O órgão tem autonomia para liderar o debate porque a previsão de plantio de vegetais para produzir drogas com “fins medicinais” está no texto da Lei de Drogas, de 2006, e a regulamentação fica justamente a cargo da Anvisa. Desde que a iniciativa foi lançada pelo diretor-presidente da instituição, William Dib, os mais altos escalões do governo se colocaram contra. Além de Terra, também o ministro da Saúde, Luiz Henrique Mandetta, deu declarações contra o plantio de maconha no Brasil e o próprio presidente Jair Bolsonaro ameaçou demitir Dib.
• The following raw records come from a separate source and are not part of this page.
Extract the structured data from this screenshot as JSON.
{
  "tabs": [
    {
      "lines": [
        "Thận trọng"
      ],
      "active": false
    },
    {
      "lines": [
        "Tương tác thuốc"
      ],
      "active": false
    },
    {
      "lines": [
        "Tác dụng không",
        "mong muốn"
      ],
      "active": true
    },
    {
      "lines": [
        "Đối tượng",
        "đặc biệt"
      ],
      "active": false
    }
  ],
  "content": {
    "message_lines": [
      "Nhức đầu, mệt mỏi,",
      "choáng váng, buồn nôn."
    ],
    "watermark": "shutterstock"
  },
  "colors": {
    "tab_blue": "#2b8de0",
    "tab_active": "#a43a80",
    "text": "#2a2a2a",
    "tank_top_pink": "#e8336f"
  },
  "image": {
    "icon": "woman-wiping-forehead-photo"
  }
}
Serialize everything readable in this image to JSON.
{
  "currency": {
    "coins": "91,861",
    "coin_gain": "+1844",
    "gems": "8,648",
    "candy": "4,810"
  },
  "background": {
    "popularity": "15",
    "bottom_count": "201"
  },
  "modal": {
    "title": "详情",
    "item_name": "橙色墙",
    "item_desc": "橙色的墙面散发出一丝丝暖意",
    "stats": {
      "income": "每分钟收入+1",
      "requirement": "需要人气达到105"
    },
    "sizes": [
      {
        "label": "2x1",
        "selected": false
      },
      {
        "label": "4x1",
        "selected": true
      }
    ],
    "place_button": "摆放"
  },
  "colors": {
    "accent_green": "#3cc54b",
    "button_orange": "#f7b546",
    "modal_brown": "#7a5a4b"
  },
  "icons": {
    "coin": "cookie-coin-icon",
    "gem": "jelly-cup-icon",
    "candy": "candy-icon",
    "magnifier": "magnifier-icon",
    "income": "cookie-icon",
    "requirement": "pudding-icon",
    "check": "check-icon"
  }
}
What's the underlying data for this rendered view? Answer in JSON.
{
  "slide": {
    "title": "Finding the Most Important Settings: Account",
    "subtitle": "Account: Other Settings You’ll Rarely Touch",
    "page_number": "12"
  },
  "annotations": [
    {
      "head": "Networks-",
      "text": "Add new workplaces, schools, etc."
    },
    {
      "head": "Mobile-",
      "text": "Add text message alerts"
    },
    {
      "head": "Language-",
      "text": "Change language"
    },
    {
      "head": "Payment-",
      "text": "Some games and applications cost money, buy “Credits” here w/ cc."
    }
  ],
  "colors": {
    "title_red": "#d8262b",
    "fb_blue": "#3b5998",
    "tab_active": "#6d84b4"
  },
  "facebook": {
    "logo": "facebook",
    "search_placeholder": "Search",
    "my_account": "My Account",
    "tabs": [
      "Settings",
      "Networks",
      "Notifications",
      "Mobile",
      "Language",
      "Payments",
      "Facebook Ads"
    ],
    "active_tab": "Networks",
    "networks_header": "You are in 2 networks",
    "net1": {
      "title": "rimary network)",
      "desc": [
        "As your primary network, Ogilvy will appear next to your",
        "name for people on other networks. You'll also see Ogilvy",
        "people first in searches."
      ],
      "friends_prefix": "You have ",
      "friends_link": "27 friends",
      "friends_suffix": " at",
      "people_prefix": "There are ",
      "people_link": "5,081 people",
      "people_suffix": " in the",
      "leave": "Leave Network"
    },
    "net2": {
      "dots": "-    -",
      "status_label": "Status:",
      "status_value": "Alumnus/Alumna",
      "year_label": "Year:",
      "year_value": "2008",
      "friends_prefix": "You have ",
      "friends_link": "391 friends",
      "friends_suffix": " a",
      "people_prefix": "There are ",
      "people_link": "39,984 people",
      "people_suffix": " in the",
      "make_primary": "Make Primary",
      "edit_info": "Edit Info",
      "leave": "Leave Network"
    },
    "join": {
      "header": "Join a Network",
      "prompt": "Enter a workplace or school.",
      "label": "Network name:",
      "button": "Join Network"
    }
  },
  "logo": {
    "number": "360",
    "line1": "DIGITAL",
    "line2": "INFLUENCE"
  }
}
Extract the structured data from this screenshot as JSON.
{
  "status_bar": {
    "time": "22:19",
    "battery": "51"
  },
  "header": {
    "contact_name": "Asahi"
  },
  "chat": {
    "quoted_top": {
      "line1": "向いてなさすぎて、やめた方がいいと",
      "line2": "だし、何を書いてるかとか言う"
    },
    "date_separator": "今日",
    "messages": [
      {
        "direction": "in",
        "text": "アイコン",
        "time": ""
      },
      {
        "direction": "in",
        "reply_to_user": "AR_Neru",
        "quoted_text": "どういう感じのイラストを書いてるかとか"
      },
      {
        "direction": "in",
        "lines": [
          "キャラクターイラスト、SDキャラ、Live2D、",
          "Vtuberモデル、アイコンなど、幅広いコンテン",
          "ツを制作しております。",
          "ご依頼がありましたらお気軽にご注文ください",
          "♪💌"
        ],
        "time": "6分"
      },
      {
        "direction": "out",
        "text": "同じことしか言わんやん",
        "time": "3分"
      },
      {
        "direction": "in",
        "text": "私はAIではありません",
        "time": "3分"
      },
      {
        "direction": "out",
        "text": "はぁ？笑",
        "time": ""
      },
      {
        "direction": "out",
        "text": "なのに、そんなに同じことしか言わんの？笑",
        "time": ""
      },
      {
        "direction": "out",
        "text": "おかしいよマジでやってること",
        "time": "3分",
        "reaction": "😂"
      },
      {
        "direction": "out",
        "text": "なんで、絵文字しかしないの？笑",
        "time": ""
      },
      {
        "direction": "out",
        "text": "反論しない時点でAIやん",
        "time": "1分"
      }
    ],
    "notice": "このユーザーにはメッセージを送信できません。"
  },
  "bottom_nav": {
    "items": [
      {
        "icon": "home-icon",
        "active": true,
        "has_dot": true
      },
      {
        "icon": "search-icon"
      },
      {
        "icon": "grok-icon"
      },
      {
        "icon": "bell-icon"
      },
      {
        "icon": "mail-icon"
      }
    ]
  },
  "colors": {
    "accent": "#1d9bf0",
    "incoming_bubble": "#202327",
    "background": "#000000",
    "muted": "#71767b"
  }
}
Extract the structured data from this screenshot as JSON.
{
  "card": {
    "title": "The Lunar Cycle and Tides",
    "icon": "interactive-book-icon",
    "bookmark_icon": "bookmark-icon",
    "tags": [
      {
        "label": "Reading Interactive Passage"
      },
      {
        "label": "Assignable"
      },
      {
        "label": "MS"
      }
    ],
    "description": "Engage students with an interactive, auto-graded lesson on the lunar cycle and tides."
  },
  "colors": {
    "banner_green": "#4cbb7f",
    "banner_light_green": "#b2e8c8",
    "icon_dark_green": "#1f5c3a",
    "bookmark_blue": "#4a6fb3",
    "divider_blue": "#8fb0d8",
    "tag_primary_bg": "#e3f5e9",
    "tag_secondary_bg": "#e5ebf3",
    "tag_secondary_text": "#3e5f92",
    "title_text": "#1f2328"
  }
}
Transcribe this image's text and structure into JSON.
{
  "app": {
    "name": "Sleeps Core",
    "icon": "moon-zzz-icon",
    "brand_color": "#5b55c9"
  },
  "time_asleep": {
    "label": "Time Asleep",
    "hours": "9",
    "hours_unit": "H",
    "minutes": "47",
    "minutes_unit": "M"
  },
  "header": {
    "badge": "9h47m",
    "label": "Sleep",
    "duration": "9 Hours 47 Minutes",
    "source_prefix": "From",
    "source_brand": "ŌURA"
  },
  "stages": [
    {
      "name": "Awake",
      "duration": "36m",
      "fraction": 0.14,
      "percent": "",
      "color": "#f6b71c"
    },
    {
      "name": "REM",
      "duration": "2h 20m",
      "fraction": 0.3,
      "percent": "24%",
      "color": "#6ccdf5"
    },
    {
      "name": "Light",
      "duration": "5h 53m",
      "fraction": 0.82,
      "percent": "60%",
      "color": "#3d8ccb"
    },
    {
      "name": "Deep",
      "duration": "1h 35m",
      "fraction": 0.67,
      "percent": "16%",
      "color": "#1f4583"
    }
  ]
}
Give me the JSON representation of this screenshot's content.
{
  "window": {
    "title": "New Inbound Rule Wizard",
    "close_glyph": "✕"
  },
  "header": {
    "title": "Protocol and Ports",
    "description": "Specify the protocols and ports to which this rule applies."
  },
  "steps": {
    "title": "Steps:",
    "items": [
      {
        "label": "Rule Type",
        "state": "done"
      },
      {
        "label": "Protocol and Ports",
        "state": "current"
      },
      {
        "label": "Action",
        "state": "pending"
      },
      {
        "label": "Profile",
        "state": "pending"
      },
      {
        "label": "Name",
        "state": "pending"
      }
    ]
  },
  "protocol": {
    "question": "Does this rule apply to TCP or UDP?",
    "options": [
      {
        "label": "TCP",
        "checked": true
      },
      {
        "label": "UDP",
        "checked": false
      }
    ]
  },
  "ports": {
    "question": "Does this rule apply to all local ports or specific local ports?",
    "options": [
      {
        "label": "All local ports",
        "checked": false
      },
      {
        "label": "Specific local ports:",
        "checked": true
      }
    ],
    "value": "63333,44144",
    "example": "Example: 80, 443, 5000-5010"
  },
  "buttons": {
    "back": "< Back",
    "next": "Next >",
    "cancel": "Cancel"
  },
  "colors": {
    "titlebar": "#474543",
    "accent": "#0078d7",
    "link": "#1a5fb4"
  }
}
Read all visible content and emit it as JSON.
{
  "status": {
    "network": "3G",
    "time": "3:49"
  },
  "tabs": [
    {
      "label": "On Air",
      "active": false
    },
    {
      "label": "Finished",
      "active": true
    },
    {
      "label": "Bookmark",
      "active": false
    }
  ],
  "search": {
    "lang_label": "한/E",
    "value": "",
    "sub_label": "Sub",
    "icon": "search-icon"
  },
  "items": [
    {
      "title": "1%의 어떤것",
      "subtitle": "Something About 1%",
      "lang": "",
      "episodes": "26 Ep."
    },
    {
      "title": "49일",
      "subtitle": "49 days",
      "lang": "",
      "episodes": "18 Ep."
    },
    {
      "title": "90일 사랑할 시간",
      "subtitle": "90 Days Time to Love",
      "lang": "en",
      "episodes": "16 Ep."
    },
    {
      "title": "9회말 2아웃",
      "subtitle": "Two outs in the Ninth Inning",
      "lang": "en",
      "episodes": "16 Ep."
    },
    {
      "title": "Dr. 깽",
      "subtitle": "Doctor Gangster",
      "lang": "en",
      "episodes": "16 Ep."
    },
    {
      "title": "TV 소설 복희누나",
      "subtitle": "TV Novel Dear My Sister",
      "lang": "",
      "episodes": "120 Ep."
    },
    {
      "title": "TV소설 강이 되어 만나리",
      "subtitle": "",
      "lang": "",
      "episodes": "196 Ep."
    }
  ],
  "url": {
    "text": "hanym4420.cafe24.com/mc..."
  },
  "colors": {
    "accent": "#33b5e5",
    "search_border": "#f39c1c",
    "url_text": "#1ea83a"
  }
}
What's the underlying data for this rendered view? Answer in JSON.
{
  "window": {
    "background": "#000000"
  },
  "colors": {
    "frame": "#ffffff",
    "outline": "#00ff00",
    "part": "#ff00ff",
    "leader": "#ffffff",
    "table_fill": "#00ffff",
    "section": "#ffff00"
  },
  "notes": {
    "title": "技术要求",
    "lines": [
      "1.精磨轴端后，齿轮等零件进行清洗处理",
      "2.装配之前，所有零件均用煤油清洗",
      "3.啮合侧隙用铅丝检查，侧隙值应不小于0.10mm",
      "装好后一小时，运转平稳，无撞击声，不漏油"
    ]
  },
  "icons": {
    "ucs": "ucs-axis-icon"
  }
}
O diretor, porém, tem mandato até 2020 e não pode ser mandado embora. Brecar o debate por vias burocráticas, então, foi definido como a estratégia do governo. Em agosto, quando um dos mandatos de diretores acabou, o governo indicou um militar para o posto, o contra-almirante Antonio Barra Torres. Existe a forte possibilidade de que ele peça vista (mais tempo para avaliar) quando (e se) as resoluções forem votadas, no próximo dia 15 de outubro.
A ideia é segurar a discussão até que o governo possa trocar mais diretores, no primeiro semestre de 2020, para barrar o plantio.
Solução nacional seria alternativa
A importação de remédios à base de princípios ativos da maconha já é regulamentada no Brasil. O Metrópoles mostrou, na última semana, que enquanto o debate público não avança, quem tem condições financeiras busca cada vez mais a importação de remédios à base de canabidiol para o tratamento de doenças como epilepsia e esclerose múltipla.
Desde o início do ano, a Anvisa recebeu 5.321 pedidos de compra de remédios com canabidiol, um dos princípios ativos da planta de maconha. Em média, portanto, são 19,7 pedidos novos todos os dias. O número é 47% maior do que os 3.613 pedidos que foram feitos em todo o ano passado. Para importar o produto, porém, é preciso pagar preços que superam R$ 1 mil a caixa.